The ESPN.com report saying that Ryan Braun refused to answer questions from Major League Baseball regarding Biogenesis is a non-story as far as I’m concerned. Was anyone expecting Braun or any other player to fall at the feet of the investigators and beg for mercy? This is especially true with a player like Braun, who embarrassed MLB by winning his appeal from his failed test in 2011 and then took the step of maligning the tester and accusing baseball of pursuing him unjustly. With Braun, this the equivalent of the government not being able to get Al Capone for his business practices, but getting him for tax evasion. A sufficiently motivated authority is going to find a way.
MLB must feel sufficiently comfortable with their freedom in the Basic Agreement to suspend players for performance enhancing drug use without a failed test as evidence to move forward and worry about any consequences later. Safe in the knowledge that there might be collateral benefits for the greater good (as they see it), they’ll risk it. While the players will have lawyers and multiple prongs of defense strategies planned, perhaps MLB is willing to gamble on losing a long court battle to have the hammer hanging over other players’ heads saying that even if they don’t fail a test, their associations can lead to them being suspended. That might function as a deterrent.
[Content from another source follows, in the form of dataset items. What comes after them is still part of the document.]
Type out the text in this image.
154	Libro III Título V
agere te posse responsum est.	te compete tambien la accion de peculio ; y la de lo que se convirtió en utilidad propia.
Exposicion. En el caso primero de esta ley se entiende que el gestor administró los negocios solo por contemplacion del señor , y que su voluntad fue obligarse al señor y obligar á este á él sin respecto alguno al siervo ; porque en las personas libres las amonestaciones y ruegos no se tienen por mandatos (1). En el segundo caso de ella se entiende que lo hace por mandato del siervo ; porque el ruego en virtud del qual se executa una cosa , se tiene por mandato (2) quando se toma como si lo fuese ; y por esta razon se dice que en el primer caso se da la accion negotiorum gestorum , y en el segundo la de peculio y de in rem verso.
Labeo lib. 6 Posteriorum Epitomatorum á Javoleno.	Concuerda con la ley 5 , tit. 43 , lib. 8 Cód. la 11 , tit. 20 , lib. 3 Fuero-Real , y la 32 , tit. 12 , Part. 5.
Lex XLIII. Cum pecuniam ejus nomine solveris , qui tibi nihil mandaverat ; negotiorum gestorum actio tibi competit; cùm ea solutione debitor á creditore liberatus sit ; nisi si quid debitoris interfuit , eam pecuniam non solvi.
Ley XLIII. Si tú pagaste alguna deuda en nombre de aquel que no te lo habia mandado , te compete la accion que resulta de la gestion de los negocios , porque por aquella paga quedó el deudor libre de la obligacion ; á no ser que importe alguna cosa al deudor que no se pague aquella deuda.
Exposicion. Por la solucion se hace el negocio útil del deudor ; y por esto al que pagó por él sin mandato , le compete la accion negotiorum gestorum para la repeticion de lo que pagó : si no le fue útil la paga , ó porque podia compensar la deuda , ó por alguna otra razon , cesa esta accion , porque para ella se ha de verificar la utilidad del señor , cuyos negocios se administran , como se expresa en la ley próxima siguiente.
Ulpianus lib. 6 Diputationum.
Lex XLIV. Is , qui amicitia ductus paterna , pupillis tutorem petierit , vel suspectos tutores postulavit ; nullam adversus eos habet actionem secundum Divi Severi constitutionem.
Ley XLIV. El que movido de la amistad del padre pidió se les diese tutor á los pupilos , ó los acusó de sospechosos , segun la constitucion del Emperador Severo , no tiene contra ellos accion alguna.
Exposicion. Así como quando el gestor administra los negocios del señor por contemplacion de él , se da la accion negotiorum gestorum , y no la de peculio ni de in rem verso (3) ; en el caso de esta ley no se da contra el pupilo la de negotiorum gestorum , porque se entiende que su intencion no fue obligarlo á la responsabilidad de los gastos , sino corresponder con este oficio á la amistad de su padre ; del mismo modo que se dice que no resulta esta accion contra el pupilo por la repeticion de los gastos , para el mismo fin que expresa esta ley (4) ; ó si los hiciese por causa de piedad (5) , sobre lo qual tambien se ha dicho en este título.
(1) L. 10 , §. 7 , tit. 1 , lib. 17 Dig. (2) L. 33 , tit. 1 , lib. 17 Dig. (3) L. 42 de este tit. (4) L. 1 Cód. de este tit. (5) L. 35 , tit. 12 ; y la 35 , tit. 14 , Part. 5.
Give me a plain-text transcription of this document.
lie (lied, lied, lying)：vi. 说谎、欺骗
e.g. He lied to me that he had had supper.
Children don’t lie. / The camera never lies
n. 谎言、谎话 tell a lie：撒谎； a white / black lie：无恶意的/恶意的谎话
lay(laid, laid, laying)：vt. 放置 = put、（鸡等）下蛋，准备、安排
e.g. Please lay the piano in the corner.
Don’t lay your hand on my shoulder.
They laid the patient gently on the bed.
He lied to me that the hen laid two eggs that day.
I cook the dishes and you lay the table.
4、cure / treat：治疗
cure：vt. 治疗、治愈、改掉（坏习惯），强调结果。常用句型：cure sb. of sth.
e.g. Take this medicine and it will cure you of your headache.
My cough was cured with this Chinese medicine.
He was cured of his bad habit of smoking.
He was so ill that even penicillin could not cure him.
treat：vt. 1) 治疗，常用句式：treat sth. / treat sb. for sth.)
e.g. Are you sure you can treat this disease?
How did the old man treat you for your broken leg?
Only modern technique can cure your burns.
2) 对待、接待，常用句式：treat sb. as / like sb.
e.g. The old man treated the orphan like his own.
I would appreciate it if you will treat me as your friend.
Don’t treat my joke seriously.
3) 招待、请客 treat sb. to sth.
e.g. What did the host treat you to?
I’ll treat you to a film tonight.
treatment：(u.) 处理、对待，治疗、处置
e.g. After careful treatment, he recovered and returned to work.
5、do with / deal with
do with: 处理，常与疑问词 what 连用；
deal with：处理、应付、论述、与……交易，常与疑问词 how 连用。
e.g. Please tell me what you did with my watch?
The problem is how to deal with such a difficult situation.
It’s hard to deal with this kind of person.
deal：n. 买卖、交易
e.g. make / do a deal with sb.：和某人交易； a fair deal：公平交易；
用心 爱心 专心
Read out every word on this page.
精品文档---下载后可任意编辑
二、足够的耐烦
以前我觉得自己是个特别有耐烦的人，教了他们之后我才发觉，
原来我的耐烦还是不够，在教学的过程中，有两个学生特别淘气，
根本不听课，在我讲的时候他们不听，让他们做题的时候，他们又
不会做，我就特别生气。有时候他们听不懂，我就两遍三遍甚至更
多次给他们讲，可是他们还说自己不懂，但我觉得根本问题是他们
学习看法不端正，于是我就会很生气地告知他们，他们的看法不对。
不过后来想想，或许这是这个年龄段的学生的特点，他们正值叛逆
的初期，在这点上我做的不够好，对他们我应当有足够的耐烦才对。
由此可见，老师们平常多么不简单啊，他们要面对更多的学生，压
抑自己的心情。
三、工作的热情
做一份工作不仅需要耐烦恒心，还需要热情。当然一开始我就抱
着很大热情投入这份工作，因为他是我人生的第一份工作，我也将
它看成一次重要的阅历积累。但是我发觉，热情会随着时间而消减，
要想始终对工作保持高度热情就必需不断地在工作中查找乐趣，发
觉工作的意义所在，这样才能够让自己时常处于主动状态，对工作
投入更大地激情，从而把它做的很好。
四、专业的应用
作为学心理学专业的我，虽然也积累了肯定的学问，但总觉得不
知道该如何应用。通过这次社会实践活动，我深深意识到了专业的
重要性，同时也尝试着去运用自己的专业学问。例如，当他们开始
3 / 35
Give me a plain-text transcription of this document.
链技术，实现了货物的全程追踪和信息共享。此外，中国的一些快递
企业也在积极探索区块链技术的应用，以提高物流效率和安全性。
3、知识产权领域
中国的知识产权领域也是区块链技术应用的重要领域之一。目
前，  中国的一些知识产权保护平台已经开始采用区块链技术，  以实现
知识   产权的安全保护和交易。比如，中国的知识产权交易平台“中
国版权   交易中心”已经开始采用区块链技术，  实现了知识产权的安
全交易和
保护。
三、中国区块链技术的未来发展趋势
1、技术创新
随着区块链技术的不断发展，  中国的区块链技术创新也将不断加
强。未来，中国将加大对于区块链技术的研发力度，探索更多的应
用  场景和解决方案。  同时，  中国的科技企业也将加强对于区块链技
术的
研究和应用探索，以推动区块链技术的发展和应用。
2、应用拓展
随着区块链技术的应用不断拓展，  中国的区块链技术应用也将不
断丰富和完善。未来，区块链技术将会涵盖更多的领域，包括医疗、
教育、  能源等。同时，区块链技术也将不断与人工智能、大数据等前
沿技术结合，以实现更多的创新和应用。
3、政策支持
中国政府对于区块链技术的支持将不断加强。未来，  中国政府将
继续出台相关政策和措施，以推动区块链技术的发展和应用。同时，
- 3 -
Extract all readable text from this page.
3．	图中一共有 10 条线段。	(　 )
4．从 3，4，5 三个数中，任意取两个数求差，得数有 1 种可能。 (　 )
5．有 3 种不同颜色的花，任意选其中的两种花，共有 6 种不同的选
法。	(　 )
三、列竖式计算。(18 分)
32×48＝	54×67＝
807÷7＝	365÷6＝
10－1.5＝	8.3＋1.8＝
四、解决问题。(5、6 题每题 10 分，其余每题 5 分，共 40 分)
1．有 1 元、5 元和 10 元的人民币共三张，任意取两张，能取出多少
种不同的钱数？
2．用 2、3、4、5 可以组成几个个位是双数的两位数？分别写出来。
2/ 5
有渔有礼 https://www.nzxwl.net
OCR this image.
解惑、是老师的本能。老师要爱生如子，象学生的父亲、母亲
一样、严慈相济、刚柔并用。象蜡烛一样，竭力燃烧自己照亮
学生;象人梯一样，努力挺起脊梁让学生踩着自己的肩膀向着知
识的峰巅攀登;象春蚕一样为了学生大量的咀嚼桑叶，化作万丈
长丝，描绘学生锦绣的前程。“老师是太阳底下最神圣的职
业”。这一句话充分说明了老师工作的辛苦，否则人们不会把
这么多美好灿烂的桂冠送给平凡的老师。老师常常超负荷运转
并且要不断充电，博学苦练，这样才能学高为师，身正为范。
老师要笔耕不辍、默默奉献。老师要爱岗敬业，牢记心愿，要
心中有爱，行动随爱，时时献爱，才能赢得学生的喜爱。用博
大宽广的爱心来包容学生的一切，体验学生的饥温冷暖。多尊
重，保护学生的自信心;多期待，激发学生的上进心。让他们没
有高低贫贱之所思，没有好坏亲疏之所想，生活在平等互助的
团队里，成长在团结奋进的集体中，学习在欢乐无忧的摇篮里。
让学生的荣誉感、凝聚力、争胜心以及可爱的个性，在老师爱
What has to be answered, however, is if there is a true decision on the part of everyone in positions of power in baseball to stop PED use. MLB can issue suspensions and put forth the pretense of a hardline on drug use, but until teams stop paying players who are caught having used PEDs, these players will still try to circumnavigate the rules to improve their performance and paychecks. If, for example, MLB clubs manage to put it into player contracts that the agreement will be voided if there’s a PED suspension, there might be some movement on player PED use.
The key question will be if players like Braun, Alex Rodriguez, Bartolo Colon and anyone else on the list would accomplish what they did without the drugs. The argument could be made that the drugs were the impetus to them being paid and if the drugs weren’t used, then their performance and paycheck wouldn’t be what they are. Braun’s and A-Rod’s contracts are so massive that a suspension and potential for voiding that contract would stand a greater chance of precluding the drug use than the mere threat of getting caught, negligible suspensions and short-term public floggings they’d take. In the players’ minds, at worst they might not play up to the levels they did with drugs, but at least they’d get paid. The suspensions don’t matter all that much, but the money does. With the money in jeopardy, players will be reluctant to go the PED route.
It may be that MLB is trying to tear at the root of PED use with these suspensions while simultaneously ignoring that it was MLB itself that helped plant it to begin with. They’re trying to cage the monster they created and with the clever manipulation of the rules, they might just do it.